CREPÚSCULO
Ele tivera um dia particularmente difícil. No trabalho, problemas que fugiam à rotina, inesperadamente, foram-se acumulando, no correr do que poderia considerar como um dia atípico.
Por que teria aquele tradicional cliente cancelado um negócio à última hora? Não havia uma explicação plausível para tal atitude. O argumento usado pelo cliente mais parecia um pretexto e tudo se passou como se alguma coisa, fundamental à sua compreensão, não tivera sido dita.

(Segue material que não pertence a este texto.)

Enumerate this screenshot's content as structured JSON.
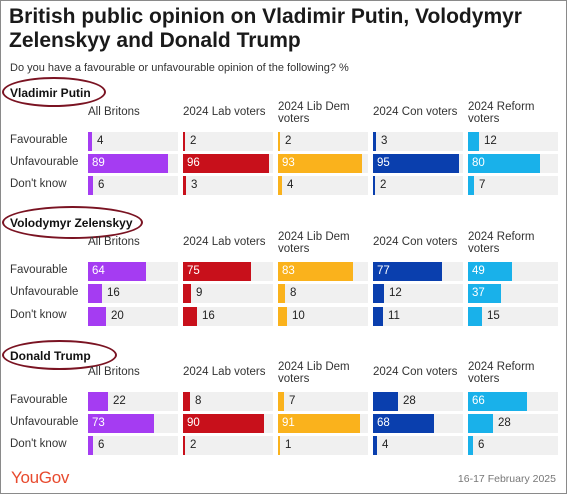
{
  "title": "British public opinion on Vladimir Putin, Volodymyr Zelenskyy and Donald Trump",
  "subtitle": "Do you have a favourable or unfavourable opinion of the following? %",
  "brand": "YouGov",
  "date": "16-17 February 2025",
  "colors": {
    "All Britons": "#a53cf2",
    "2024 Lab voters": "#c8101b",
    "2024 Lib Dem voters": "#fab21c",
    "2024 Con voters": "#0a3fae",
    "2024 Reform voters": "#19b1ea",
    "track": "#f0f0f0",
    "highlight_ellipse": "#7a1322"
  },
  "chart_data": [
    {
      "type": "bar",
      "title": "Vladimir Putin",
      "groups": [
        "All Britons",
        "2024 Lab voters",
        "2024 Lib Dem voters",
        "2024 Con voters",
        "2024 Reform voters"
      ],
      "categories": [
        "Favourable",
        "Unfavourable",
        "Don't know"
      ],
      "series": [
        {
          "name": "All Britons",
          "values": [
            4,
            89,
            6
          ]
        },
        {
          "name": "2024 Lab voters",
          "values": [
            2,
            96,
            3
          ]
        },
        {
          "name": "2024 Lib Dem voters",
          "values": [
            2,
            93,
            4
          ]
        },
        {
          "name": "2024 Con voters",
          "values": [
            3,
            95,
            2
          ]
        },
        {
          "name": "2024 Reform voters",
          "values": [
            12,
            80,
            7
          ]
        }
      ],
      "ylim": [
        0,
        100
      ]
    },
    {
      "type": "bar",
      "title": "Volodymyr Zelenskyy",
      "groups": [
        "All Britons",
        "2024 Lab voters",
        "2024 Lib Dem voters",
        "2024 Con voters",
        "2024 Reform voters"
      ],
      "categories": [
        "Favourable",
        "Unfavourable",
        "Don't know"
      ],
      "series": [
        {
          "name": "All Britons",
          "values": [
            64,
            16,
            20
          ]
        },
        {
          "name": "2024 Lab voters",
          "values": [
            75,
            9,
            16
          ]
        },
        {
          "name": "2024 Lib Dem voters",
          "values": [
            83,
            8,
            10
          ]
        },
        {
          "name": "2024 Con voters",
          "values": [
            77,
            12,
            11
          ]
        },
        {
          "name": "2024 Reform voters",
          "values": [
            49,
            37,
            15
          ]
        }
      ],
      "ylim": [
        0,
        100
      ]
    },
    {
      "type": "bar",
      "title": "Donald Trump",
      "groups": [
        "All Britons",
        "2024 Lab voters",
        "2024 Lib Dem voters",
        "2024 Con voters",
        "2024 Reform voters"
      ],
      "categories": [
        "Favourable",
        "Unfavourable",
        "Don't know"
      ],
      "series": [
        {
          "name": "All Britons",
          "values": [
            22,
            73,
            6
          ]
        },
        {
          "name": "2024 Lab voters",
          "values": [
            8,
            90,
            2
          ]
        },
        {
          "name": "2024 Lib Dem voters",
          "values": [
            7,
            91,
            1
          ]
        },
        {
          "name": "2024 Con voters",
          "values": [
            28,
            68,
            4
          ]
        },
        {
          "name": "2024 Reform voters",
          "values": [
            66,
            28,
            6
          ]
        }
      ],
      "ylim": [
        0,
        100
      ]
    }
  ]
}
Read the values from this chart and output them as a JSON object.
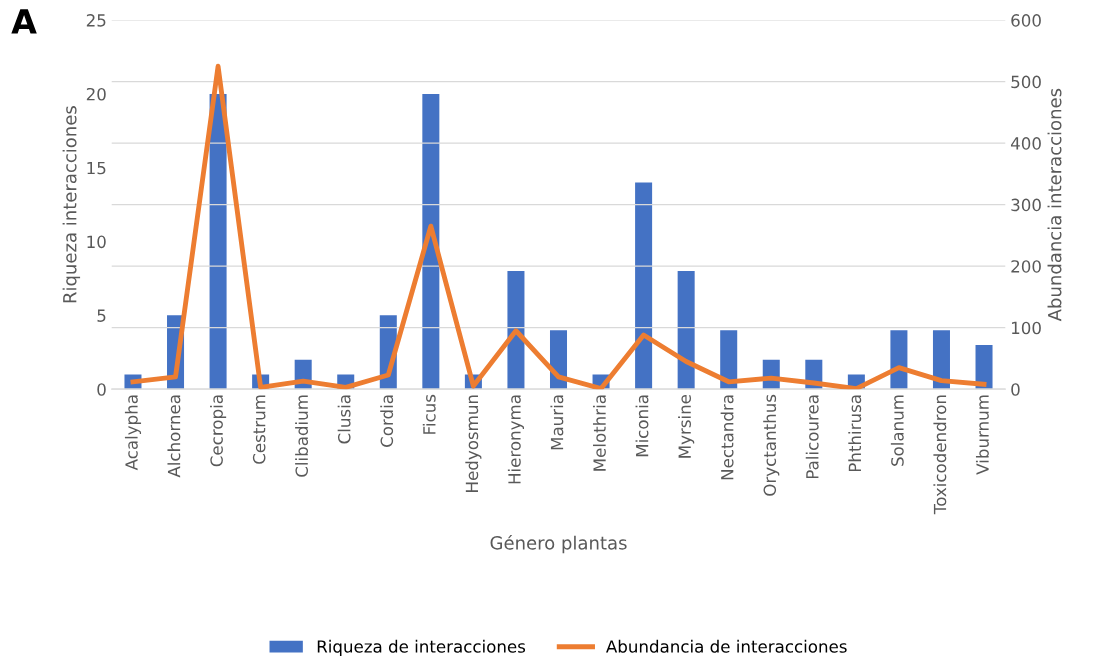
{
  "chart_data": {
    "type": "bar",
    "title": "A",
    "xlabel": "Género plantas",
    "ylabel": "Riqueza interacciones",
    "y2label": "Abundancia interacciones",
    "categories": [
      "Acalypha",
      "Alchornea",
      "Cecropia",
      "Cestrum",
      "Clibadium",
      "Clusia",
      "Cordia",
      "Ficus",
      "Hedyosmun",
      "Hieronyma",
      "Mauria",
      "Melothria",
      "Miconia",
      "Myrsine",
      "Nectandra",
      "Oryctanthus",
      "Palicourea",
      "Phthirusa",
      "Solanum",
      "Toxicodendron",
      "Viburnum"
    ],
    "series": [
      {
        "name": "Riqueza de interacciones",
        "color": "#4472c4",
        "values": [
          1,
          5,
          20,
          1,
          2,
          1,
          5,
          20,
          1,
          8,
          4,
          1,
          14,
          8,
          4,
          2,
          2,
          1,
          4,
          4,
          3
        ]
      },
      {
        "name": "Abundancia de interacciones",
        "type": "line",
        "axis": "y2",
        "color": "#ed7d31",
        "values": [
          12,
          20,
          525,
          3,
          13,
          3,
          23,
          265,
          5,
          95,
          20,
          1,
          88,
          45,
          12,
          18,
          10,
          1,
          35,
          14,
          8
        ]
      }
    ],
    "ylim": [
      0,
      25
    ],
    "yticks": [
      0,
      5,
      10,
      15,
      20,
      25
    ],
    "y2lim": [
      0,
      600
    ],
    "y2ticks": [
      0,
      100,
      200,
      300,
      400,
      500,
      600
    ],
    "grid": "y",
    "legend": "bottom",
    "marker": "none",
    "line_style": "solid"
  }
}
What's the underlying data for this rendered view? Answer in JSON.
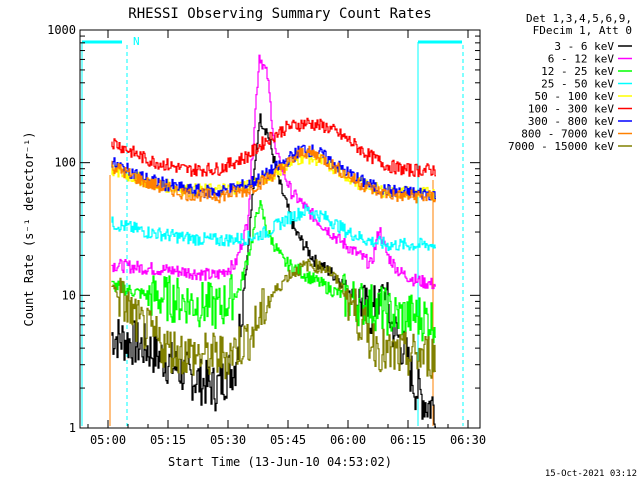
{
  "chart_data": {
    "type": "line",
    "title": "RHESSI Observing Summary Count Rates",
    "xlabel": "Start Time (13-Jun-10 04:53:02)",
    "ylabel": "Count Rate (s⁻¹ detector⁻¹)",
    "y_scale": "log",
    "ylim": [
      1,
      1000
    ],
    "xlim": [
      "04:53",
      "06:33"
    ],
    "x_ticks": [
      "05:00",
      "05:15",
      "05:30",
      "05:45",
      "06:00",
      "06:15",
      "06:30"
    ],
    "y_ticks": [
      "1",
      "10",
      "100",
      "1000"
    ],
    "grid": false,
    "legend_position": "right",
    "legend_header": [
      "Det 1,3,4,5,6,9,",
      "FDecim 1, Att 0"
    ],
    "series": [
      {
        "name": "3 - 6 keV",
        "color": "#000000",
        "x": [
          "05:01",
          "05:10",
          "05:20",
          "05:27",
          "05:32",
          "05:35",
          "05:38",
          "05:40",
          "05:43",
          "05:47",
          "05:52",
          "05:57",
          "06:02",
          "06:06",
          "06:09",
          "06:11",
          "06:14",
          "06:17",
          "06:20",
          "06:22"
        ],
        "y": [
          5,
          4,
          2.5,
          2,
          3,
          20,
          220,
          170,
          70,
          30,
          18,
          14,
          10,
          7,
          12,
          6,
          4,
          2,
          1.5,
          1.5
        ]
      },
      {
        "name": "6 - 12 keV",
        "color": "#ff00ff",
        "x": [
          "05:01",
          "05:10",
          "05:20",
          "05:27",
          "05:32",
          "05:35",
          "05:37",
          "05:38",
          "05:40",
          "05:42",
          "05:46",
          "05:52",
          "05:58",
          "06:03",
          "06:06",
          "06:08",
          "06:10",
          "06:13",
          "06:17",
          "06:22"
        ],
        "y": [
          17,
          16,
          15,
          14,
          17,
          35,
          250,
          650,
          450,
          120,
          60,
          38,
          26,
          20,
          17,
          32,
          20,
          15,
          13,
          12
        ]
      },
      {
        "name": "12 - 25 keV",
        "color": "#00ff00",
        "x": [
          "05:01",
          "05:10",
          "05:20",
          "05:28",
          "05:33",
          "05:36",
          "05:38",
          "05:40",
          "05:44",
          "05:50",
          "05:56",
          "06:02",
          "06:08",
          "06:12",
          "06:17",
          "06:22"
        ],
        "y": [
          12,
          10,
          9,
          8,
          11,
          25,
          50,
          30,
          18,
          14,
          11,
          9,
          8,
          7,
          7,
          6.5
        ]
      },
      {
        "name": "25 - 50 keV",
        "color": "#00ffff",
        "x": [
          "05:01",
          "05:10",
          "05:20",
          "05:28",
          "05:35",
          "05:40",
          "05:45",
          "05:50",
          "05:55",
          "06:00",
          "06:05",
          "06:10",
          "06:15",
          "06:22"
        ],
        "y": [
          35,
          30,
          27,
          26,
          27,
          30,
          38,
          44,
          38,
          30,
          26,
          24,
          24,
          24
        ]
      },
      {
        "name": "50 - 100 keV",
        "color": "#ffff00",
        "x": [
          "05:01",
          "05:10",
          "05:20",
          "05:28",
          "05:35",
          "05:40",
          "05:45",
          "05:49",
          "05:53",
          "05:58",
          "06:03",
          "06:08",
          "06:13",
          "06:22"
        ],
        "y": [
          88,
          72,
          62,
          62,
          68,
          78,
          95,
          112,
          105,
          85,
          70,
          62,
          60,
          58
        ]
      },
      {
        "name": "100 - 300 keV",
        "color": "#ff0000",
        "x": [
          "05:01",
          "05:10",
          "05:20",
          "05:28",
          "05:35",
          "05:40",
          "05:45",
          "05:50",
          "05:55",
          "06:00",
          "06:05",
          "06:10",
          "06:15",
          "06:22"
        ],
        "y": [
          145,
          105,
          88,
          90,
          112,
          150,
          185,
          200,
          185,
          150,
          115,
          95,
          88,
          88
        ]
      },
      {
        "name": "300 - 800 keV",
        "color": "#0000ff",
        "x": [
          "05:01",
          "05:10",
          "05:20",
          "05:28",
          "05:35",
          "05:40",
          "05:45",
          "05:49",
          "05:53",
          "05:58",
          "06:03",
          "06:08",
          "06:13",
          "06:22"
        ],
        "y": [
          100,
          75,
          62,
          60,
          68,
          82,
          105,
          128,
          118,
          92,
          74,
          63,
          60,
          58
        ]
      },
      {
        "name": "800 - 7000 keV",
        "color": "#ff8000",
        "x": [
          "05:01",
          "05:10",
          "05:20",
          "05:28",
          "05:35",
          "05:40",
          "05:45",
          "05:49",
          "05:53",
          "05:58",
          "06:03",
          "06:08",
          "06:13",
          "06:22"
        ],
        "y": [
          95,
          70,
          58,
          56,
          62,
          76,
          98,
          122,
          112,
          88,
          70,
          60,
          56,
          55
        ]
      },
      {
        "name": "7000 - 15000 keV",
        "color": "#808000",
        "x": [
          "05:01",
          "05:08",
          "05:15",
          "05:22",
          "05:30",
          "05:36",
          "05:40",
          "05:45",
          "05:50",
          "05:55",
          "06:00",
          "06:05",
          "06:10",
          "06:15",
          "06:22"
        ],
        "y": [
          12,
          6,
          4,
          3.5,
          3.5,
          5,
          9,
          14,
          17,
          16,
          10,
          5,
          3.5,
          3.5,
          3.5
        ]
      }
    ],
    "annotations": [
      {
        "text": "N",
        "x": "05:05",
        "y": 800,
        "color": "#00ffff"
      }
    ],
    "footer_timestamp": "15-Oct-2021 03:12"
  }
}
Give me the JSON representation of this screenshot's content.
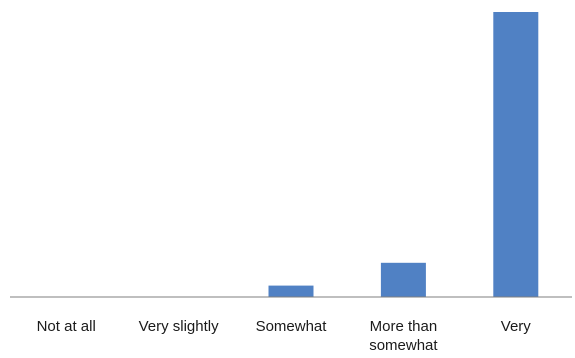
{
  "chart_data": {
    "type": "bar",
    "categories": [
      "Not at all",
      "Very slightly",
      "Somewhat",
      "More than somewhat",
      "Very"
    ],
    "category_lines": [
      [
        "Not at all"
      ],
      [
        "Very slightly"
      ],
      [
        "Somewhat"
      ],
      [
        "More than",
        "somewhat"
      ],
      [
        "Very"
      ]
    ],
    "values": [
      0,
      0,
      4,
      12,
      100
    ],
    "bar_color": "#5081c4",
    "axis_color": "#7f7f7f",
    "ylim": [
      0,
      100
    ],
    "grid": false,
    "legend": "none"
  }
}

Agora, já a caminho de casa, sem saber ao certo por que, de repente ele resolveu parar o carro e ficou ali por muito tempo, a observar o sol que, lentamente, mais uma vez se punha, no inexorável ir e vir diário. Estranho, tudo isso. Não sentia vontade de prosseguir, rumo à sua casa, onde, solitário e desolado, nem mesmo saberia o que pensar. A grande verdade é que sentia-se melhor ali, a apreciar aquele pôr do sol, mas não atinava, de jeito algum, com o motivo que o mantinha preso àquele espetáculo singular da natureza, já que nunca fora ele afeito á admiração do que de mais belo pudessem ter os fenômenos naturais. Sabia apenas que algo, como se um poderoso campo magnético, tinha a capacidade inexplicável de fazer com que não saísse daquele lugar, nem deixasse de prestar toda a atenção, de forma inusitada, àquele arrebol.
Então, à medida que, aos poucos, se desenrolava a cena crepuscular, sua mente se pôs a recapitular todo o decorrer daquele dia, passando pelos pequenos e grandes problemas atinentes aos negócios, por insignificantes incidentes ocorridos e agora tão pouco nítidos em sua lembrança, para concentrar-se, finalmente, naquilo que tentara por todo o dia esquecer, mas que não lhe saía do pensamento agora, como, sabia ele bem, não sairia por muito tempo. Recebera, no meio da manhã, aquele telefonema que, na verdade, foi o fator a desequilibrar sua meticulosa organização, tornando-o vulnerável a todos os demais acontecimentos.
Sim, tinha que aceitar como absoluta verdade aquilo que seu coração tanto queria negar, mas a mente lógica que possuía não permitia que olvidasse.
Por que teria, tão de repente, resolvido deixá-lo, a única mulher que, em toda a sua vida, ele realmente amara? Por que dissera ela que estava se afastando definitivamente dele e não quisera ter com ele, ao menos, uma última conversa ao vivo? Ah, sim, lembrava vagamente o fato de que ela argumentara, com a nítida impressão de se estar utilizando de uma evasiva, dizendo que não poderia esperar até o fim da tarde para conversar com ele, pois estaria embarcando, ás catorze horas, para uma cidade do interior de um estado do sul do país, onde tinha alguns parentes e pretendia viver doravante. Como motivo para que tomasse tal decisão, apenas disse ter chegado à conclusão de que o amor que viviam não daria mesmo certo e que, a deixar que no futuro viessem ambos a sofrer a inevitável separação, melhor seria terminar tudo agora, de maneira rápida e, segundo afirmara ela, indolor, o que, por certo, não era o que ele próprio sentia a respeito.
E foi ao chegar a esse ponto da incômoda e dolorosa retrospectiva, que percebeu ele o que, sem a menor sombra de dúvida, fizera com que tivesse sido atraído pelo lento desenrolar do pôr do sol. Por uma estranha e curiosa analogia, sua atenção se fixara naquele belo espetáculo natural porque, naquele momento, ele, em muito, assemelhava-se à sua própria situação interior, pois vivia ainda, e por longo tempo haveria de viver os efeitos do crepúsculo do grande amor que já vivera.